Quiltmaker 100 Blocks

Quiltmaker 100 Blocks
My block is in the November 2015 issue!

Friday, November 13, 2015

A Confession and a UFO problem

There are some parts of quilting that I just plain don't like. Dislike is probably too mild a word. Hate would be too strong a word. 'Dread' might be the best description.  

I've thought a lot about this recently due to a UFO (UnFinished Object) challenge sponsored by the local quilt store that I frequent.  The challenge is to find and complete as many UFOs as you can from February to December of this year.  "Complete" means quilted and bound, not just a completed top. For each completed project, you throw a dollar into the kitty, and at the end of the year, the quilt store will match whatever you have accumulated to be used for a purchase at the store.  Definitely worth doing! 

In January, I started digging in my bins to see what I had in the works.  I knew that I had some UFOs, but I did not realize how many I had!  I found 41 projects in various stages of completion, and I think that I probably missed a few.   As Charlie Brown would say - "Good Grief"!  

Some of my UFOs....

So far, I have only finished 5 of those projects.  In my defense, I couldn't count my Scrap Addicts projects because I hadn't started them yet.  I did count the Knights of Columbus quilt, because I started that last August (2014).  But even if I add in the Scrap Addicts projects, I still have only completed 8 projects.  I thought that I would get a lot more done with all my free time!  

So I started analyzing my UFO list.  Tops that are completed, but not quilted make up 45%.  Another 45% is sets of blocks that are done, but have not yet been set into tops.  Only 10% are true works-in-progress.  (Yes, I am analytical by nature. And working in a scientific field for 37 years helped to reinforce that tendency!)
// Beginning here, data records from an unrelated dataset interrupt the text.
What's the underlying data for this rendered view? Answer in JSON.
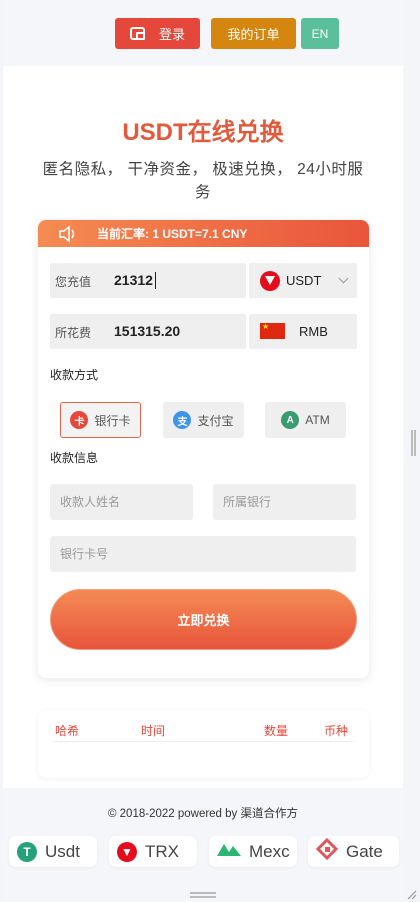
{
  "header": {
    "login_label": "登录",
    "orders_label": "我的订单",
    "lang_label": "EN"
  },
  "hero": {
    "title": "USDT在线兑换",
    "subtitle": "匿名隐私， 干净资金， 极速兑换， 24小时服务"
  },
  "rate": {
    "text": "当前汇率: 1 USDT=7.1 CNY"
  },
  "exchange": {
    "recharge_label": "您充值",
    "recharge_value": "21312",
    "recharge_currency": "USDT",
    "cost_label": "所花费",
    "cost_value": "151315.20",
    "cost_currency": "RMB"
  },
  "payment": {
    "section_label": "收款方式",
    "methods": [
      {
        "label": "银行卡",
        "selected": true
      },
      {
        "label": "支付宝",
        "selected": false
      },
      {
        "label": "ATM",
        "selected": false
      }
    ]
  },
  "receiver": {
    "section_label": "收款信息",
    "name_placeholder": "收款人姓名",
    "bank_placeholder": "所属银行",
    "card_placeholder": "银行卡号"
  },
  "submit_label": "立即兑换",
  "orders_table": {
    "columns": [
      "哈希",
      "时间",
      "数量",
      "币种"
    ]
  },
  "footer": {
    "copyright": "© 2018-2022 powered by 渠道合作方"
  },
  "coins": [
    "Usdt",
    "TRX",
    "Mexc",
    "Gate"
  ],
  "colors": {
    "accent": "#e5483a",
    "orange": "#d4860f",
    "green": "#5cbf9b"
  }
}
After some soul searching, I realized the following: I love designing quilts.  I love making quilt blocks.  I even like hand sewing the binding on a quilt.   I am not  fond of sewing blocks into rows and I definitely dread the process of finishing a quilt.  This dread is due to two things - space issues and 'how the heck do I quilt it?" 
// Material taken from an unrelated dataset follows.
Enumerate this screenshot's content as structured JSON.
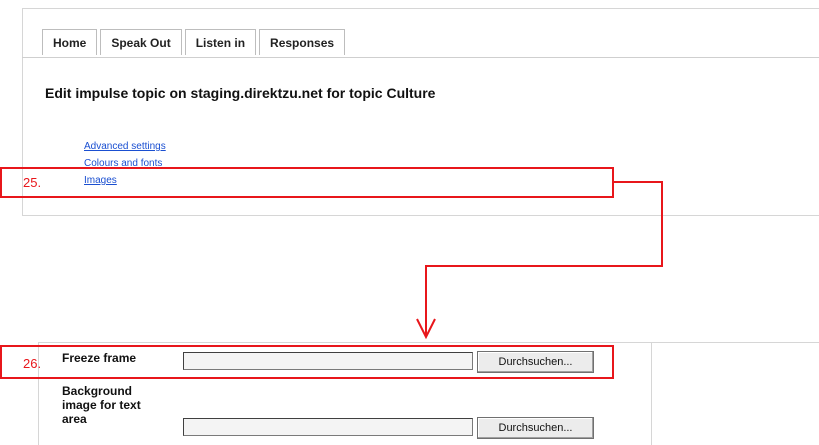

Once you start sewing rows together, quilts tend to get large, quickly.  As more rows are added, it gets harder and harder to handle.  And I just don't have a lot of space. My sewing room is my dining room, my 'design wall' is my living room floor, and I can't sandwhich and pin baste a quilt any larger than a toddler size anywhere in my house.  

So when I do get a larger top done, I have to find a place to lay it out and get it ready for quilting.  And that is a hassle.  I used to use the Activities Center at our local parish school, but my husband isn't the facility manager anymore, and I don't have as easy access to it as I used to.  The local quilt store lets people use their upstairs retreat center if it isn't in use.  But that entails a half an hour drive along congested roads. It's an option, but not the most convenient. 

'How the heck do I quilt it' is actually two problems - the design and the logistics. I do all my quilting on my home machine, a Janome MC6600P. I can quilt a baby or toddler size quilt on it fairly easily, but anything larger is very difficult.  Trying to wrangle a twin, or even a lap size quilt is difficult, even when I set up a card table beside the dining room table to try to distribute the weight somewhat.  Quilting the blocks separately, then sewing them together is an option that I recently discovered, but it obviously won't work for the tops I already have done. I don't have the space for a long-arm, and I don't want to incur the expense to send all those tops to a professional long-arm quilter. Then there is the problem of the design.  I have taken a couple classes on machine quilting; one in person and one online, but I still agonize over what design to use!  

So now that I have answers to why my quilts aren't done, I need some help! Have you experienced any of the issues that I have?  How have you solved them?  Or are you still wrestling with them?  I would love to hear your experiences, so leave me comments!  If I get 10 or more comments, I will draw a name and send you a copy of the new 100 Blocks magazine with my block in it!


1 comment:

  1. Years ago I used to quilt on my home machine. It didn't take too many quilts bigger than baby size for me to decide it didn't work for me, so I can appreciate your dilemma. Back then I found a long arm quilter who did fairly basic things, and she was quick and not expensive. But as my piecing skills got better I decided the quality of her work just wasn't cutting it. Now I am fortunate enough to have a mid-arm machine. For a long time I had a friend who used my machine and she would sometimes give me fabric or gift cards as a thank you. Do you have a friend with a machine you could use? I've also heard of people who trade with friends -- like you piece something for her, she quilts something for you. That sounds like a good deal if you can get it. I wish you the best of luck in finding a workable solution! Also, I looked at your profile and noticed your location. I grew up in Allegheny County! I haven't lived there in a long time, but do go back fairly often to visit family. Nice to meet you Barb!